Although Mugabe's fate remained murky, the prospect that he might have survived a military takeover, historic opposition protests and removal from his own political party suggested once again his uncanny ability to hang on to power.

In a statement Monday night, Gen. Constantino Chiwenga, chief of Zimbabwe's armed forces, said the military had held "further consultations with the president to agree on a road map" for the country. The plan includes the "expected" return of former vice president Emmerson Mnangagwa, whom Mugabe fired this month. The statement referred to Mugabe as the commander in chief and said the military was "encouraged by new developments."

Mnangagwa's dismissal triggered the military intervention last Tuesday, and thousands took to the streets to celebrate what appeared to be the end of Mugabe's rule. But on Sunday night, in what many expected to be a publicly televised resignation, the world's oldest head of state instead delivered a meandering speech in which he made it clear that he had no intention of leaving the presidency.

Analysts said military commanders may have worked out a deal that would lead to Mugabe's resignation after an interim period and his replacement by Mnangagwa, possibly during next month's congress of the ruling ZANU-PF party. For now, the military's vague statement about a "road map" left plenty of room for conjecture.

What was clear was that as long as Mugabe remains in power, millions here will be devastated. For years, as Mugabe's rule grew more erratic and repressive — and as the economy collapsed — Zimbabweans spoke openly about when and how the "old man" would go. The past week seemed to bring that outcome closer than ever.

Mnangagwa's return would appease a small but powerful segment of the ruling party. He has been a core member of ZANU-PF for decades and has strong connections to the security forces. But many Zimbabweans see him as corrupt and oppressive for having helped insulate Mugabe's regime for years before his abrupt falling-out with the president.

Chiwenga said Mnangagwa was "expected in the country shortly." He fled to South Africa after being fired, apparently to avoid the possibility of arrest.

Mugabe could still be forced out through constitutional channels. Lawmakers were expected to begin proceedings Tuesday to impeach him, but it was unclear how the military's statement would affect those plans. Some members of parliament who support Mnangagwa could now back away from impeachment.
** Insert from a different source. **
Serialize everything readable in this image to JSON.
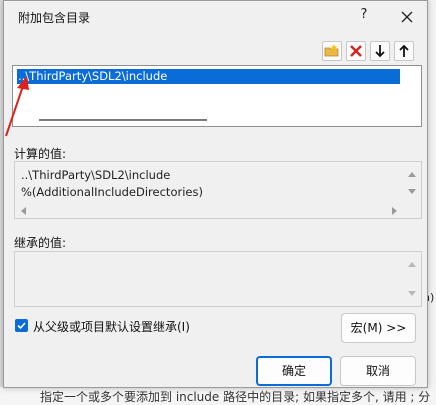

Both military and civilian opponents of Mugabe appear eager to imbue any successor with an air of legitimacy that would be accepted by the international community. In its bylaws, a regional bloc of southern African nations includes strong language against coups.

"For years we've been victims of the lawlessness of the ruling party," said Lovemore Madhuku, a professor of constitutional law at the University of Zimbabwe. "If we abandon the law to get Mugabe out, we are not safeguarding ourselves from more lawlessness in the future."

Mugabe has taken the law into his own hands for much of his rule, encouraging his government to seize land belonging to white farmers by force and ordering the detention of political opponents. This month, a 25-year-old American woman, Martha O'Donovan, was arrested for subversion after she allegedly insulted Mugabe on Twitter. Two weeks ago, four people were detained for booing the president's wife at a rally.

But when Mugabe's own government finally turned against him, it declined to use the same brute force or extrajudicial power he has employed for years. Aside from wanting to avoid allegations of coup-plotting, Zimbabwe's military may have been showing deference to the only president Zimbabwe has ever had and a hero of the country's liberation struggle. In recent years, many critics of Mugabe's leadership have blamed his wife, Grace, who is often portrayed as a puppet master manipulating a senile man. Grace Mugabe was seen as angling to be her husband's successor in the wake of Mnangagwa's dismissal.

Amid the uncertainty, a debate is raging among legal experts and lawmakers about how long an impeachment process would take. Paul Mangwana, deputy secretary of ZANU-PF, said it would take only two days. Madhuku said it would likely take months if the law were followed.

Mangwana said that the parliament would set up a committee responsible for impeachment on Tuesday and that it would issue its decision Wednesday.

"The main charge is allowing his wife to usurp government powers," he said.

But after the military's announcement, it was unclear whether impeachment proceedings would move forward. If Mnangagwa is permitted to return to the country as a part of a military-led compromise, some anti-Mugabe members of ZANU-PF might accept a compromise that would keep Mugabe in power.

On Sunday, the party voted to remove Mugabe as its leader and expelled his wife for life, so accepting his role as head of state now would be a stunning about-face.